A 48-Year-Old Man With Swollen, Painful Areas on His Thumbs

Andrew Melone, MD; David F. Baehren, MD


January 06, 2020

The clinical presentation of IE may vary. Patients whose IE is caused by highly virulent organisms, such as S aureus, have much higher morbidity and mortality, and they typically present with high fevers and rapid cardiopulmonary collapse. This rapidly deteriorating clinical course culminating in death within a few days is often referred to as acute bacterial endocarditis. Subacute bacterial endocarditis is a more indolent disease caused by less virulent bacteria, such as Streptococcus, and patients present with fever, malaise, and other nonspecific symptoms.[2] The clinical presentation of IE can occur along a continuum between acute and subacute clinical pictures and may have overlapping bacterial etiologies. Classic presentations are uncommon; patients with IE can present with fever, chills, weakness, dyspnea, anorexia, malaise, nausea, and vomiting. In a busy ED, these common chief complaints can be easily overlooked.[3]

Physical examination findings of IE include Osler nodes, Janeway lesions, Roth spots, and infectious embolic complications. Roth spots are not specific for IE and can occur in the context of other illnesses, such as systemic lupus erythematosus; however, Osler nodes and Janeway lesions are highly specific for IE.[2] Osler nodes are small, painful nodules that appear on the palms of the hands and soles of the feet as well as the distal phalanges.
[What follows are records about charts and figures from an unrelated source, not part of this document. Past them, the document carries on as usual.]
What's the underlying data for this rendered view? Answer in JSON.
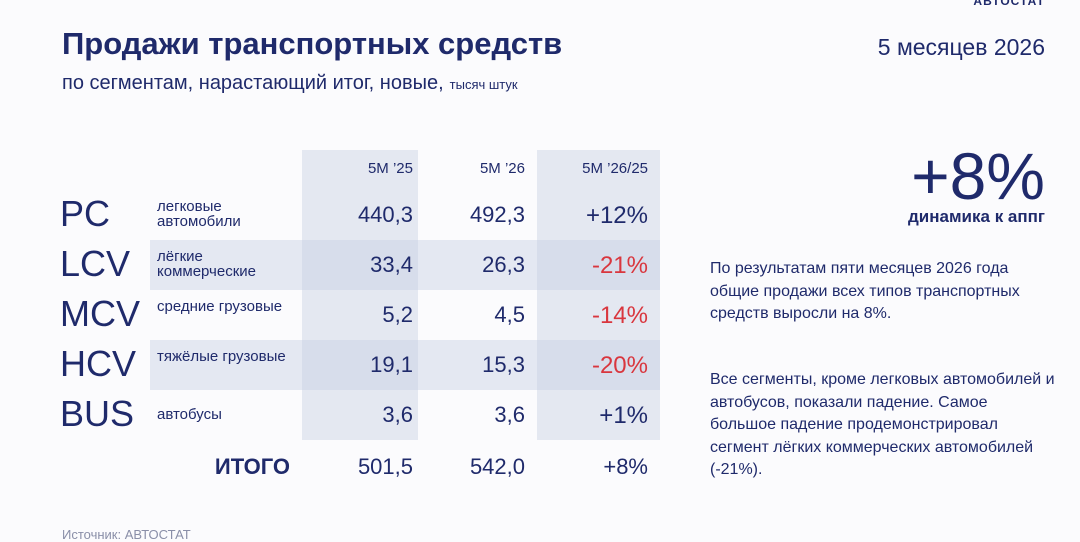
{
  "header": {
    "title": "Продажи транспортных средств",
    "subtitle": "по сегментам, нарастающий итог, новые,",
    "unit": "тысяч штук",
    "period": "5 месяцев 2026",
    "logo": "АВТОСТАТ"
  },
  "table": {
    "columns": [
      "5М ’25",
      "5М ’26",
      "5М ’26/25"
    ],
    "rows": [
      [
        "PC",
        "легковые автомобили",
        "440,3",
        "492,3",
        "+12%"
      ],
      [
        "LCV",
        "лёгкие коммерческие",
        "33,4",
        "26,3",
        "-21%"
      ],
      [
        "MCV",
        "средние грузовые",
        "5,2",
        "4,5",
        "-14%"
      ],
      [
        "HCV",
        "тяжёлые грузовые",
        "19,1",
        "15,3",
        "-20%"
      ],
      [
        "BUS",
        "автобусы",
        "3,6",
        "3,6",
        "+1%"
      ]
    ],
    "total": [
      "ИТОГО",
      "501,5",
      "542,0",
      "+8%"
    ]
  },
  "highlight": {
    "value": "+8%",
    "label": "динамика к аппг"
  },
  "paragraphs": [
    "По результатам пяти месяцев 2026 года общие продажи всех типов транспортных средств выросли на 8%.",
    "Все сегменты, кроме легковых автомобилей и автобусов, показали падение. Самое большое падение продемонстрировал сегмент лёгких коммерческих автомобилей (-21%)."
  ],
  "source": "Источник: АВТОСТАТ"
}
They are between 2 mm and 15 mm in diameter, occasionally have a blanched center, are usually multiple, and transiently appear and resolve at different times over a period of days.[4]

The etiology of these nodes is unclear. Many sources believe that Osler nodes are vascular phenomena resulting from immune-complex deposition into the vascular endothelium, whereas others describe the lesions as the result of microabscesses within the dermal arterioles and the papillary dermis.[5] In contrast to painful Osler nodes, Janeway lesions are painless hemorrhagic plaques that are mostly present on the palms or soles. Roth spots are oval retinal hemorrhages located near the optic disc. Infectious valvular vegetations can embolize to the brain in as many as 40% of IE cases; however, central nervous system manifestations of IE are not diagnostic of the condition.

The Duke Criteria[6] used to diagnose endocarditis may be fulfilled by the finding of 2 major criteria, 1 major and 3 minor, or 5 minor criteria. The major criteria include 2 positive blood cultures or evidence of endocardial involvement on echocardiography. Minor criteria include predisposing factors, fever, vascular phenomena, immunologic phenomena, other microbiologic evidence (not meeting major criteria), and other echocardiographic findings (not meeting major criteria).[7]

Given the diagnostic requirements, initial diagnostic studies include blood cultures, echocardiography, electrocardiography, and chest radiography. Blood cultures should be obtained from 3 separate sites over the course of an hour to increase the likelihood of identifying the bacterial species. Antibiotic therapy for acutely ill patients should be administered promptly. Cardiac echocardiography, either by noninvasive transthoracic echocardiography or transesophageal echocardiography (TEE), which is more sensitive and specific for diagnosing IE, can aid in the diagnosis of IE and provide critical information regarding the structure and function of the affected valves.

Electrocardiographic findings are often nonspecific or normal, but they can show characteristic PR interval prolongation, bundle branch block, or complete heart block when the infection affects the conduction system. Surgical intervention is usually reserved for patients with severe valvular dysfunction, which is best elucidated by TEE; however, several other indications for surgery are recognized. Management of these patients requires infectious disease consultation.